I've already got heatsinks on my SoC, ethernet chip and regulator but they've barely made any difference, maybe 3-4C at the lowest average idle temperature and no difference at all to the higher end (i.e. without heatsinks the temperature varied from 46 to 48C, with sinks it's 43 to 48C). I tested the fan before and it dropped the temperature to about 33C, which isn't bad from 5V, 80mA fan that's narrower than my thumb!
Heatsinks are a common upgrade because they're cheap and as
@TenEightyOne says, they're free cooling; people go for them regardless of whether they need them just because 'why not', basically. People do mount fans (I've seen one or two 'plates' that have fan drivers on them) if they're overclocking and pushing the hardware but 80% of the time you don't need them, but because I don't know what I'm doing with mine yet - I may turn it into an emulator, and you can run Descent, Quake 3 and other power-hungry 3D games natively on it - I figured I might as well work out how to monitor the temperature. There's also the fact that I have these tiny 7-seg displays and a really small, relatively low power (0.4W, 5V) fan with nothing else to use them with, so...

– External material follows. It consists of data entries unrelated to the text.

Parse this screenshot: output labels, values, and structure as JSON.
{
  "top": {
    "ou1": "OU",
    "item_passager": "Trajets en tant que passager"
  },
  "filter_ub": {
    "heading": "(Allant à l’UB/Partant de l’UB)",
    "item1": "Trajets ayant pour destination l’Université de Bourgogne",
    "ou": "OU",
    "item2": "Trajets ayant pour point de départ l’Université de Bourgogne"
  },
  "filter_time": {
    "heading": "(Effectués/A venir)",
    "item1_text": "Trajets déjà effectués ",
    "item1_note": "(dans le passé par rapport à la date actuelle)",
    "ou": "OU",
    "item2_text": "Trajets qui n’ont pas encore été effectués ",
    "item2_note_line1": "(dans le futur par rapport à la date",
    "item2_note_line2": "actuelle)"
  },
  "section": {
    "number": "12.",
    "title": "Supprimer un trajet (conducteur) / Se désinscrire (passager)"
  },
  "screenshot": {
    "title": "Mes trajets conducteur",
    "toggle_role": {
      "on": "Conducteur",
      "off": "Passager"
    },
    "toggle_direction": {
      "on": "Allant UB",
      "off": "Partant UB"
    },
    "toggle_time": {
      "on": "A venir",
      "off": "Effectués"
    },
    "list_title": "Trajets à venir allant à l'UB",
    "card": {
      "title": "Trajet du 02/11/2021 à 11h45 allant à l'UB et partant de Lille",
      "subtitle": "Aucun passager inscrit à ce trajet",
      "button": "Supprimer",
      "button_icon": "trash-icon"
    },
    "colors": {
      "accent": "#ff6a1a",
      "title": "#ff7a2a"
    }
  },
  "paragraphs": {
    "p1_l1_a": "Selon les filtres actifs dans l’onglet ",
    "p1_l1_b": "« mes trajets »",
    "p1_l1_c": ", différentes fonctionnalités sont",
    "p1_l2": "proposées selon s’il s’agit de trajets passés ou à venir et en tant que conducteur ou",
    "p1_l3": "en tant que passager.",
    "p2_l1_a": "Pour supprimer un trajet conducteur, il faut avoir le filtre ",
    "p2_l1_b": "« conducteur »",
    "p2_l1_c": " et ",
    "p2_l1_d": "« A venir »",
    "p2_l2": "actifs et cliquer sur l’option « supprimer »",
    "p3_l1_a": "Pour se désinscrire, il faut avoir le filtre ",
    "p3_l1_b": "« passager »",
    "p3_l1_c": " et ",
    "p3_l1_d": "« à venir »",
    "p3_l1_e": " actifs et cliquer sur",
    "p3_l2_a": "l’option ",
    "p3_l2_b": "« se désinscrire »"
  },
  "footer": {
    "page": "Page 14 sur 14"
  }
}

In terms of peripherals, I've only got my PiTFT (which kills the airflow between it and the Pi by closing off three sides, gets quite warm independently of the Pi anyway and draws 75mA at all times) and camera module (probably draws a few µA 99% of the time but the datasheet helpfully states every spec as 'TBD'...). Very rarely I'll connect a keyboard and mouse. Eventually I want to have it in an enclosure, though, and if it's already nearly 50C when idling and not enclosed in any way (except by the TFT) I'd like to have a constant readout so I can be sure. Also it's just a nice Python exercise, I guess.